Alternatively, the current Renderer is provided as the $renderer variable inside the template scope, allowing you to call $renderer->render() yourself.

For example:

<?php
class View_Container extends \Ingenerator\KohanaView\ViewModel\AbstractViewModel {

  public protected(set) array $users;

  public function __construct(View_User_FaceWidget $face_widget)
  {
    $this->face_widget = $face_widget;
  }

  protected function var_face_widget()
  {
    return $this->face_widget;
  }
}
<?php
//application/views/container.php
/**
 * @var \View_Container                               $view
 * @var \Ingenerator\KohanaView\Renderer\HTMLRenderer $renderer
 */
?>
<?php foreach($view->users as $user):?>
  <?php $view->face_widget->display(['user' => $user]);?>
  <?=$view->face_widget; // Note the rendered HTML for the partial will not be re-escaped ?>
<?php endforeach; ?>

Configuring whether or not templates are compiled

The template engine automatically compiles your source templates to add the auto-escaping functionality. Compiled templates are cached on disk for future executions. By default, they are cached within the Kohana::$cache directory

  • alongside your autoloader cache etc - which we recommend should be flushed on every deployment.

The template manager will always compile templates if they don't exist on disk. However, you can also configure it to compile on every request - useful in development.

If you are using the default dependency container then these options are configured for you, including setting recompile_always = (Kohana::$environemnt === Kohana::DEVELOPMENT). You can adjust these settings by adding custom configuration in application/config/kohanaview.php - see config/kohanaview.php for the defaults.

If you are using your own service container you should configure the $options argument to your CFSTemplateManager accordingly.

Credits

This package is heavily inspired by dyron/kohana-view which itself is a fork of zombor/View-Model but as of version 2.x has been fully rewritten for a cleaner and more separated structure using a test-first approach. Thanks and credit to @zombor, @dyron, @nanodocumet and @slacker for their various contributions to the original packages.

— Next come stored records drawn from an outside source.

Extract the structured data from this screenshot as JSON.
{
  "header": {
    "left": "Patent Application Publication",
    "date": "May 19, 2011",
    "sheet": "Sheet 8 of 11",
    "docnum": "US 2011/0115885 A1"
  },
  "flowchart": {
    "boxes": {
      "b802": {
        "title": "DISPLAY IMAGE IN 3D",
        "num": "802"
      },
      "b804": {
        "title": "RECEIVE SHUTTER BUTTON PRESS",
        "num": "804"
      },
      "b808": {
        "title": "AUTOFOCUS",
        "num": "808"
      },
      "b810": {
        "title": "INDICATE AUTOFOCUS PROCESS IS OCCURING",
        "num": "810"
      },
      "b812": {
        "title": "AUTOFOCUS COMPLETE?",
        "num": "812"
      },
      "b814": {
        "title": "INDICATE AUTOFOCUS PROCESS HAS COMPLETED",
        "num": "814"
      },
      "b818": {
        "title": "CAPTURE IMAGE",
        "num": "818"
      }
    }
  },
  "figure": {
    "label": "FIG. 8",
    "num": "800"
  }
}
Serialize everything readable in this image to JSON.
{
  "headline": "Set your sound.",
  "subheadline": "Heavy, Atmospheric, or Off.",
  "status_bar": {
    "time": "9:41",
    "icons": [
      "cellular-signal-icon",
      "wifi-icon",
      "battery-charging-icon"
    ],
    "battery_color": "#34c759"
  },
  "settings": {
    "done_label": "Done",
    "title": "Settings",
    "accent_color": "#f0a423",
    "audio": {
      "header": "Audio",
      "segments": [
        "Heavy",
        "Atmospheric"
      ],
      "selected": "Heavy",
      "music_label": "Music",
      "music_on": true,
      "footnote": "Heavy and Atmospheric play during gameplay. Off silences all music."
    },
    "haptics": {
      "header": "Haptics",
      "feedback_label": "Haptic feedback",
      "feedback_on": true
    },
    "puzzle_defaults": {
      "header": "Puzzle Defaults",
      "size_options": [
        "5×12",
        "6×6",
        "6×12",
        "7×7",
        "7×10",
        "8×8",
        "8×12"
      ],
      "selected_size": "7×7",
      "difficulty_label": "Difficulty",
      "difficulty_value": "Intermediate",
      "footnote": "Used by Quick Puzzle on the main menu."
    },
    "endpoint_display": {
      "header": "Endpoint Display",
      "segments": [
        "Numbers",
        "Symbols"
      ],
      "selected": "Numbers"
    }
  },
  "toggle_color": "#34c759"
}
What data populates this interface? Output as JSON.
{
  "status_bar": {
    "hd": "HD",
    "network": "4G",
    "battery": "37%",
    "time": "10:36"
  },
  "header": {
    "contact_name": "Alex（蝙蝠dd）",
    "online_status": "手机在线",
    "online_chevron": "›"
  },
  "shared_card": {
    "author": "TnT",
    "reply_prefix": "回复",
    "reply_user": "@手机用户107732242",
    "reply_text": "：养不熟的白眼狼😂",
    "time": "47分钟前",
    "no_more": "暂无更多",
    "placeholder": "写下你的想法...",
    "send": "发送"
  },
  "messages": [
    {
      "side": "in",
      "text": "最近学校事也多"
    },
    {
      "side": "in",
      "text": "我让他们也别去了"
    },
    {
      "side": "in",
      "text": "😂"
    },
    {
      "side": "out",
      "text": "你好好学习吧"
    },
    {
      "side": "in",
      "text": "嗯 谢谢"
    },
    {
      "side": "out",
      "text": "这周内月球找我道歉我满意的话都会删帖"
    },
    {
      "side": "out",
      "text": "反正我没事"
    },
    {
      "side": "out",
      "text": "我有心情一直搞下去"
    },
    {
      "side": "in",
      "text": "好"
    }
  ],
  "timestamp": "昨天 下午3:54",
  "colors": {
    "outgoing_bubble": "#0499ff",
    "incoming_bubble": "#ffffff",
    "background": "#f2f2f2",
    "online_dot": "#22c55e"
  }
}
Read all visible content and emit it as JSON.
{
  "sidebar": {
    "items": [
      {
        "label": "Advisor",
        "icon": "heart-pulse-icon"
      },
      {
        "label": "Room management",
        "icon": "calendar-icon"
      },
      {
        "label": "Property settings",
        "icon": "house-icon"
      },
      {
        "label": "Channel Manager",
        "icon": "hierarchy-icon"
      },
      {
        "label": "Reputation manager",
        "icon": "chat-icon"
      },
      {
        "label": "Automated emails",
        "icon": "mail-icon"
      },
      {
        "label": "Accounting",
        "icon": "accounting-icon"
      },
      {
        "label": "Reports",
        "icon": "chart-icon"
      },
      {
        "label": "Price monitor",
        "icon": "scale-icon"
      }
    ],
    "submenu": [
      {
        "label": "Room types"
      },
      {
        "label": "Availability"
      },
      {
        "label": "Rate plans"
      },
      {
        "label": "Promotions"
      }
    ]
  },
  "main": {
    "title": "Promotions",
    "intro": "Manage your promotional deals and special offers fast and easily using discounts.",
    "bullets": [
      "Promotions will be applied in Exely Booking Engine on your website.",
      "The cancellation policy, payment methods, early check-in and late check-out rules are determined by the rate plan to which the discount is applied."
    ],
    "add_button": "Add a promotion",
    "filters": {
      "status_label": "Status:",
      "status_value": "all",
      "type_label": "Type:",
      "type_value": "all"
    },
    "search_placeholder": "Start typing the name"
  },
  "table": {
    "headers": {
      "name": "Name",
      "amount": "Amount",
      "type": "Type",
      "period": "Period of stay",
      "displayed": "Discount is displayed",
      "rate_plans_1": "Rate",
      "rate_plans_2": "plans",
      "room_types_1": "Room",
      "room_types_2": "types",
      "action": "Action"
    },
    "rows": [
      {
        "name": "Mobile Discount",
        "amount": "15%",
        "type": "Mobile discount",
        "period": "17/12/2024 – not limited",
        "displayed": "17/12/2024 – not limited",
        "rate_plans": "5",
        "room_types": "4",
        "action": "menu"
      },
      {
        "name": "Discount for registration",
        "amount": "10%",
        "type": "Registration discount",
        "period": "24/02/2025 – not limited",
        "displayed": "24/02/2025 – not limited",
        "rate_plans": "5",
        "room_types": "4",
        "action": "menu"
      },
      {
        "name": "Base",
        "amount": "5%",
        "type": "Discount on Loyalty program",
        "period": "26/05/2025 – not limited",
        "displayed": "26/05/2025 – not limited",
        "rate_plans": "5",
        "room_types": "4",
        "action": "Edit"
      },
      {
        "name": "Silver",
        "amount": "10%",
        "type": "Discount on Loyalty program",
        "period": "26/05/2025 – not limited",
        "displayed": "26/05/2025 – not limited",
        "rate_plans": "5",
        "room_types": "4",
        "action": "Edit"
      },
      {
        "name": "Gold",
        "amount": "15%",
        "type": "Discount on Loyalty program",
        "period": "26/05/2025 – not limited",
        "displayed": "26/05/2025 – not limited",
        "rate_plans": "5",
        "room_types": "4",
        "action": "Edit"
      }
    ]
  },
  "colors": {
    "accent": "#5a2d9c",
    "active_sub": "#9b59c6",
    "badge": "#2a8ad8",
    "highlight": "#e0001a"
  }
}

The 2.x version of this package has been sponsored by inGenerator Ltd

Contributing

Contributions are very welcome. Please ensure that you follow our coding style, add tests for every change, and avoid introducing global state or excessive dependencies. For major or API breaking changes please discuss your idea with us in an issue first so we can work with you to understand the issue and find a way to resolve it that suits current and future users.

Bug fixes should branch off from the earliest (>=2.0) version where they are relevant and we will merge them up as required. New features should branch off from the development branch of the current version.